As a dive instructor and boat skipper, work opportunities in Cairns were initially year-round.
The appeal for tourists of constant warm water for snorkelling and diving amongst a vibrant reef full of life was magnetic.
But how times have changed.
Whatever you think about climate change and its causes, you can see it in action on the reef.
I spend my working life around it and - in shallow areas in particular - there is no doubt the reef is dying.
Last week, it was reported that the Great Barrier Reef Marine Park Authority - the federal government's lead agency for managing the reef - have prepared a climate change position statement saying we must limit global warming to 1.5C if we are to save the reef.
But it's not just the science showing us how climate change is destroying the reef.
Once vibrant colours in hard and soft corals have become brown or white. Giant clams are covered by disgusting brown algae.
I have to be honest with customers and tell them how the reef is being destroyed - many are being sold a lie about what to expect.

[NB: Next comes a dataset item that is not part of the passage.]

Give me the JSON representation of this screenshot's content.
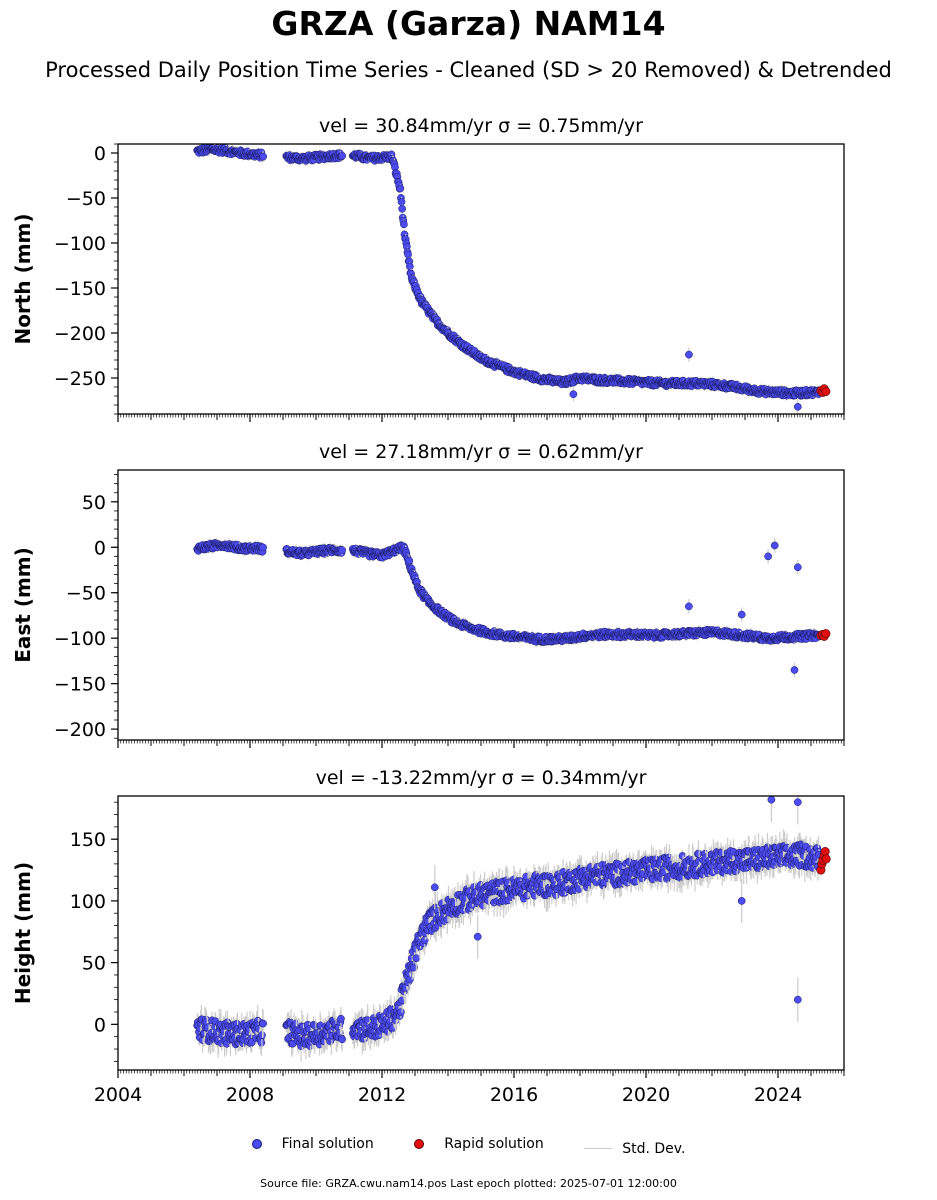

It's true that in deeper areas the reef is in better shape, but it's tragic that we now have to look for that, rather than it being there on every dive.
It's not the same as when we first started coming to Cairns and Port Douglas for holidays 15 years ago and it's not even the same as it was four years ago.
My job and the "better life" we moved here for are under threat. There are so many others around me in the same boat.
The reef provides 64,000 jobs and 6.4 billion dollars to the Australian economy - figures that will die out with the reef in years to come.
But not all hope is lost, there are still regions of the reef that I can take people to admire and enjoy.
These areas have a chance of survival, but we can't afford further increases in global temperatures and coral bleaching events.
For the sake of the reef and Australian livelihoods, we must act on climate change today.
Richard Campbell is a dive instructor and boat skipper in Queensland.